A solargraph is a long-exposure image that shows the path of the sun as it arcs across the sky, usually over several months – and sometimes even longer.
Because it’s such an extreme long exposure, the image formed will record how the path of the sun varies over the weeks and months that it is exposed, and can produce pictures that are both scientifically interesting and beautiful to look at.
Fortunately, these are relatively easy and cheap to make.
In fact, all you need is an empty beer can with a small pinhole aperture loaded with a sheet of low-sensitivity photographic paper.

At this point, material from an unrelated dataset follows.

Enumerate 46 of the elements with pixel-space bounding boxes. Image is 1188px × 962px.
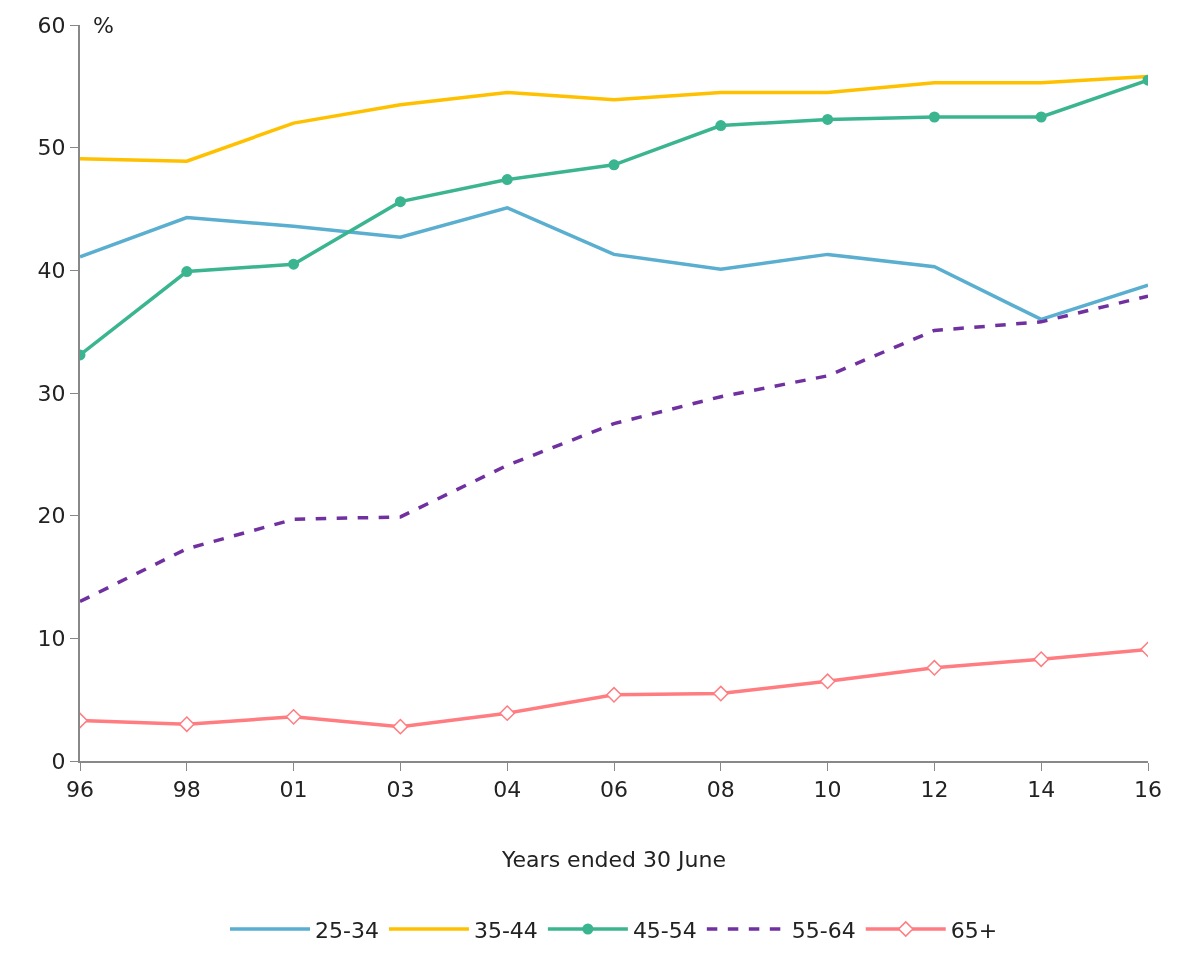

Position the loaded pinhole camera somewhere safe and sturdy, pointing towards the sun, and wait for three to six months.
During the exposure an image will form on the photo paper, but processing it in regular photographic chemicals will ruin the image, as it’s technically over- exposed.
The solution is a combination of old and new technologies, using a scanner to record the unprocessed image, then tweaking it in Photoshop.
Create a solargraph with one (empty!) beer can, photo paper and a scanner
In the can
Leave your can with photo paper inside it for three to six months. Before you open it, let it adjust to room temperature. Open the can in a dark room (ideally with a red safe-light; if not ensure the room’s dark). Dry the paper with a hairdryer if necessary.
Scan in the dark
Set your scanner to scan an area the same size as the photo paper and turn the preview scan off. In a near-dark room, place the photo paper on the scanner, close the lid and scan in colour at 500dpi. Next, put the scanned negative into a light-tight box.
Finish in Photoshop
Open the digital scan in Photoshop and go to Edit>Transform>Flip Horizontal. Invert the image (Cmd+I) to reverse the colours from negative to positive. The pinky-brown negative will turn blue, giving an impression of sky. Tweak the contrast and colour.